"When i get older losing my hair,
Many years from now.
Will you still be sending me a valentine
Birthday greetings bottle of wine.
If i'd been out till quarter to three
Would you lock the door,
Will you still need me, will you still feed me,
When i'm sixty-four."
So I sit in a diner and I'm in people-watching mode. In comes a man stooped over with age and health. He smiles, walks over to the counter and gives his order. Across the room is a grey-haired lady talking knowingly with two younger ladies. She knows them, or at least knows the right words to say to be able to easily converse with them on more than a "how can I help you" basis. Another man goes to read his paper.
What are their stories? What kind of lives have they lived? What will my story be when I'm 64... 84...
The fast pace is gone. They go about their day in the rhythm that they've found connects them best with this moment in their lives. The tempo may have slowed, but there is still life in the eyes. Especially the lady who works at the diner. She smiles a genuine smile and is content. Who knows if she reached all of the goals that she had for her life as a teen. Who knows if she has more that she wants to do.

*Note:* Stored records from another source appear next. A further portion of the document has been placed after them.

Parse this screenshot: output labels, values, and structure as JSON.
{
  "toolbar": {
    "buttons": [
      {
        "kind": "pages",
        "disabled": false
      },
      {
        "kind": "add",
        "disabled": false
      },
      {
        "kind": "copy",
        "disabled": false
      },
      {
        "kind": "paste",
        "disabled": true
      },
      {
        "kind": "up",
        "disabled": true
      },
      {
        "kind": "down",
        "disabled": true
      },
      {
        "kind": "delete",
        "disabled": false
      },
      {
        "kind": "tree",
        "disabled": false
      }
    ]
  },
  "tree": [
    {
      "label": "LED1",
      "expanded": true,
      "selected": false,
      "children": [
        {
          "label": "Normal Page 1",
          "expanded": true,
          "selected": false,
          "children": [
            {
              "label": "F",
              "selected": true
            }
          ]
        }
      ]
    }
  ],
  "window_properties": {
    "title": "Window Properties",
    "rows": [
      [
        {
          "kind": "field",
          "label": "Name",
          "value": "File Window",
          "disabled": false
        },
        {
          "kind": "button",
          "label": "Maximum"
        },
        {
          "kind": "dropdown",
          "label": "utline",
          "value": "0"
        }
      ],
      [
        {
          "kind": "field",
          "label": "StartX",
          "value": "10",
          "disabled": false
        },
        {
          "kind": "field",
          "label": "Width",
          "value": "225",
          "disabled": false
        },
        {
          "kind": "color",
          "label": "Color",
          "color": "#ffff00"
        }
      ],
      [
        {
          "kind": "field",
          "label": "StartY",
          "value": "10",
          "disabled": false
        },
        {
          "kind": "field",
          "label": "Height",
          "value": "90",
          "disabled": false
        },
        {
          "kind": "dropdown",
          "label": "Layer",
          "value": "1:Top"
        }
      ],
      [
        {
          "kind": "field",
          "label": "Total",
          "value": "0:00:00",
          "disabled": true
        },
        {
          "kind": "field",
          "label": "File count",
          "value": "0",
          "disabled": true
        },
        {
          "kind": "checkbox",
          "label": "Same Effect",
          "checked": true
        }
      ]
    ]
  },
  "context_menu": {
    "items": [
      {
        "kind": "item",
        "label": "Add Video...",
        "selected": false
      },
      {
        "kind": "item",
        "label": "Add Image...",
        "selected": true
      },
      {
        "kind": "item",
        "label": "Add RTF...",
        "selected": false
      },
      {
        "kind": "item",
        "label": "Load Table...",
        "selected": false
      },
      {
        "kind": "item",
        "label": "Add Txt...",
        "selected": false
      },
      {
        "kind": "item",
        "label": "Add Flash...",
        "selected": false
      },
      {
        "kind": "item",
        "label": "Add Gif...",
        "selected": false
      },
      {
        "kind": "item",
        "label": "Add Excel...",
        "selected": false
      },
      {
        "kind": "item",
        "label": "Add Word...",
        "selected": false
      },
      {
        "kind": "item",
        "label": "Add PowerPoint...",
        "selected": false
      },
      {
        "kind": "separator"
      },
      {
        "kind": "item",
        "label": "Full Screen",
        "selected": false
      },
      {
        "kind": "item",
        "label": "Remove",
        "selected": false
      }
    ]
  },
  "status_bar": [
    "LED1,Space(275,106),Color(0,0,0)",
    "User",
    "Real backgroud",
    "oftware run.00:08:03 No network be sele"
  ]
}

No matter. I am thankful for her smile and the attitude with which she goes about her day. I've sat here for over an hour and I'm aware that there was pain in the one man's step. The other a sense of something missing.
So as I grow older...wrinkled with age...will I find my way
will I still be able to hum a melody...
or will I grumble day after day.
(hummed to the tune of the Beatles' song)
Guess that's a choice only I can make.